La machine tourne rond. Babouchka claque des dents car elle est trempée comme un baba au rhum. Je lui proposerais bien mon blazer, mais il lui couvrirait tout juste un sein.
Vaillante, elle oublie son dénuement physique et coule sa main entre mes jambes, à la recherche du temps perdu.
Tu veux que je te dise ? On doit la saluer chapeau et pantalon bas. Ça c’est de la vraie tringleuse ! Le Poilu de Quatorze de la baise ! Pour son gros cul avide, c’est tous les jours Verdun.

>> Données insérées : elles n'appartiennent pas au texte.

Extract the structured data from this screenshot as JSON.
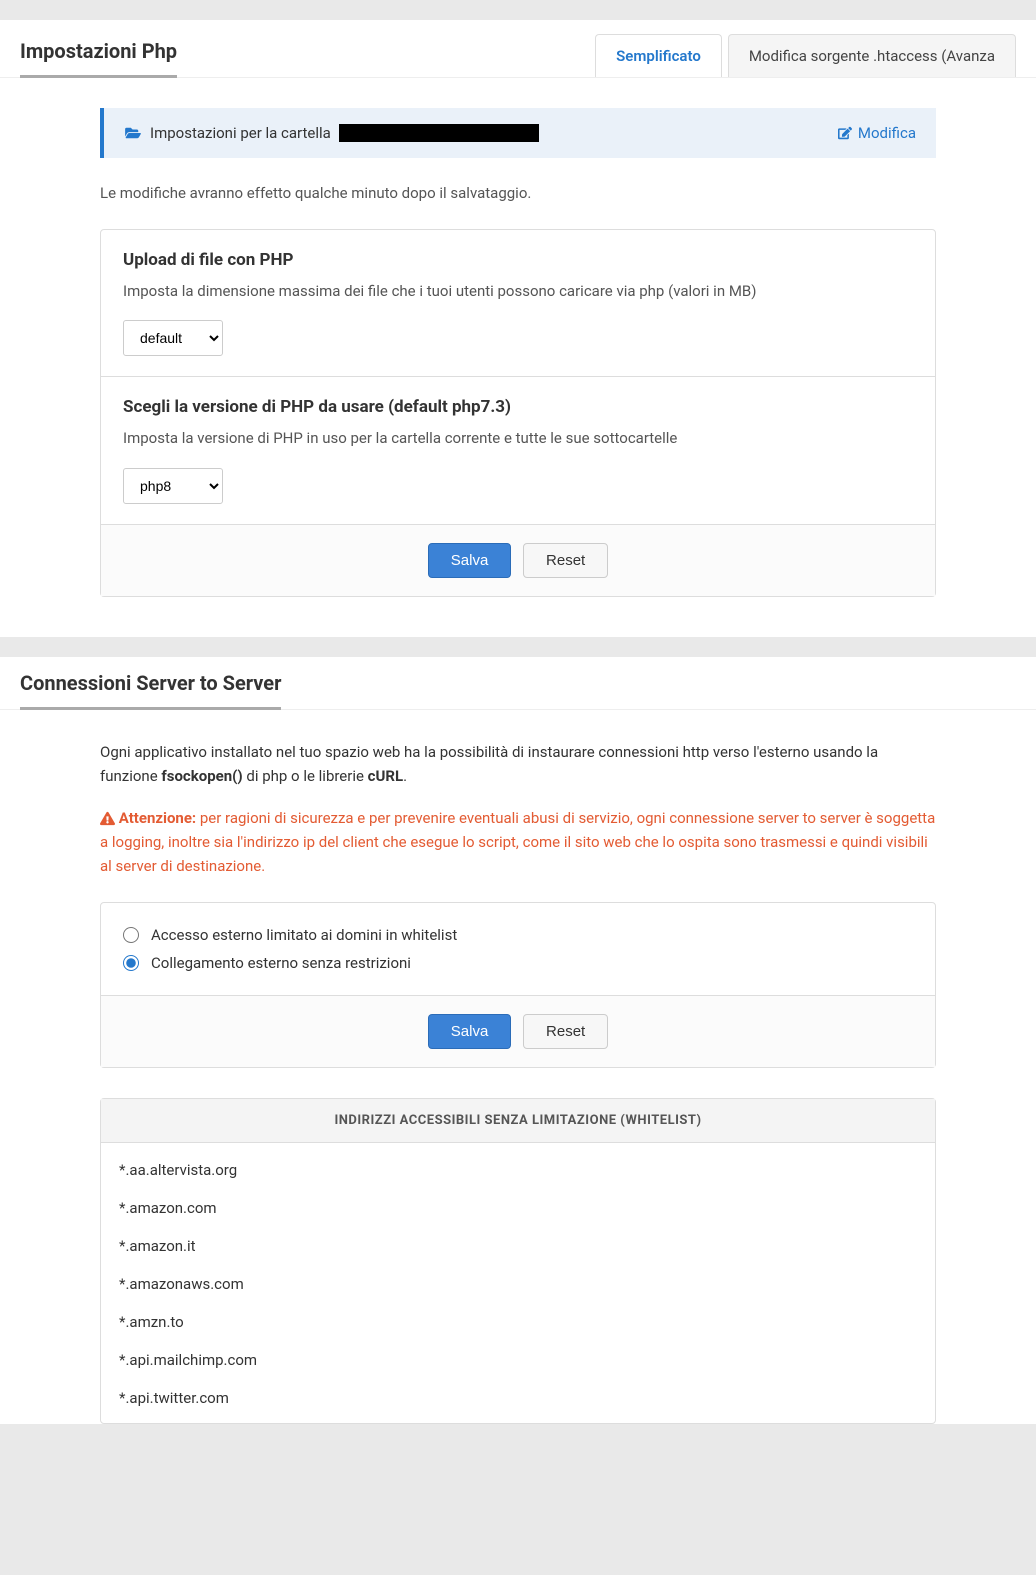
{
  "php": {
    "title": "Impostazioni Php",
    "tabs": {
      "simple": "Semplificato",
      "advanced": "Modifica sorgente .htaccess (Avanza"
    },
    "info_prefix": "Impostazioni per la cartella",
    "edit": "Modifica",
    "note": "Le modifiche avranno effetto qualche minuto dopo il salvataggio.",
    "upload": {
      "title": "Upload di file con PHP",
      "desc": "Imposta la dimensione massima dei file che i tuoi utenti possono caricare via php (valori in MB)",
      "value": "default"
    },
    "version": {
      "title": "Scegli la versione di PHP da usare (default php7.3)",
      "desc": "Imposta la versione di PHP in uso per la cartella corrente e tutte le sue sottocartelle",
      "value": "php8"
    },
    "save": "Salva",
    "reset": "Reset"
  },
  "s2s": {
    "title": "Connessioni Server to Server",
    "intro_a": "Ogni applicativo installato nel tuo spazio web ha la possibilità di instaurare connessioni http verso l'esterno usando la funzione ",
    "intro_b": "fsockopen()",
    "intro_c": " di php o le librerie ",
    "intro_d": "cURL",
    "intro_e": ".",
    "warn_lead": "Attenzione:",
    "warn_body": " per ragioni di sicurezza e per prevenire eventuali abusi di servizio, ogni connessione server to server è soggetta a logging, inoltre sia l'indirizzo ip del client che esegue lo script, come il sito web che lo ospita sono trasmessi e quindi visibili al server di destinazione.",
    "radio_limited": "Accesso esterno limitato ai domini in whitelist",
    "radio_unrestricted": "Collegamento esterno senza restrizioni",
    "save": "Salva",
    "reset": "Reset",
    "whitelist_title": "INDIRIZZI ACCESSIBILI SENZA LIMITAZIONE (WHITELIST)",
    "whitelist": [
      "*.aa.altervista.org",
      "*.amazon.com",
      "*.amazon.it",
      "*.amazonaws.com",
      "*.amzn.to",
      "*.api.mailchimp.com",
      "*.api.twitter.com"
    ]
  }
}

Un point noir, sur la mer Noire.
C’est beau à voir.
Pouême !
Ce point grossit. C’est un cargo poussif, en grand deuil, avec juste un cercle rouge à sa cheminée et le pavillon turc à la poupe.
L’hélico arrive au-dessus de lui, tournique comme l’aigle repérant l’agnelet dont il va se saisir, puis descend mollement, à la verticale du pont arrière.
Des marins fringués à la mord-me-the-knot , de choses dépareillées, fuient les pales de l’engin. C’est instinctif. T’as beau savoir que la moulinette est bien au-dessus de ta tronche, tu marches plié en deux aux abords d’un hélicoptère.
Une très légère secousse. Le pilote m’adresse un signe du pouce pour m’indiquer que nous devons quitter le bord. Je m’empresse. Mémère est dure à extraire, mais je l’aide de mon mieux. Aussitôt, le batteur Rotary saute dans le ciel, décrit une large courbe autour du cargo et s’éloigne dans la direction d’où nous venons. Good luck !
Et me voici au côté de Babouchka, sur ce pont qui pue le goudron, mes fringues claquant au vent du large et les dents de la vieillarde claquant de froid.
Un type travesti en officier, vu qu’il porte un caban bleu marine et une casquette sommée d’une ancre marine, s’avance vers nous. Visage rouge. Il lui manque un œil et il ne s’est pas donné la peine d’obstruer la cavité avec ne serait-ce qu’un escarguinche à la parisienne ou la photo de Le Pen. Sa vilaine cicatrice rose déborde l’orbite pour entailler le front. Je ne sais pas ce qu’il a morflé dans le lampion, le commandant, mais ça lui en a mis plein la vue, espère.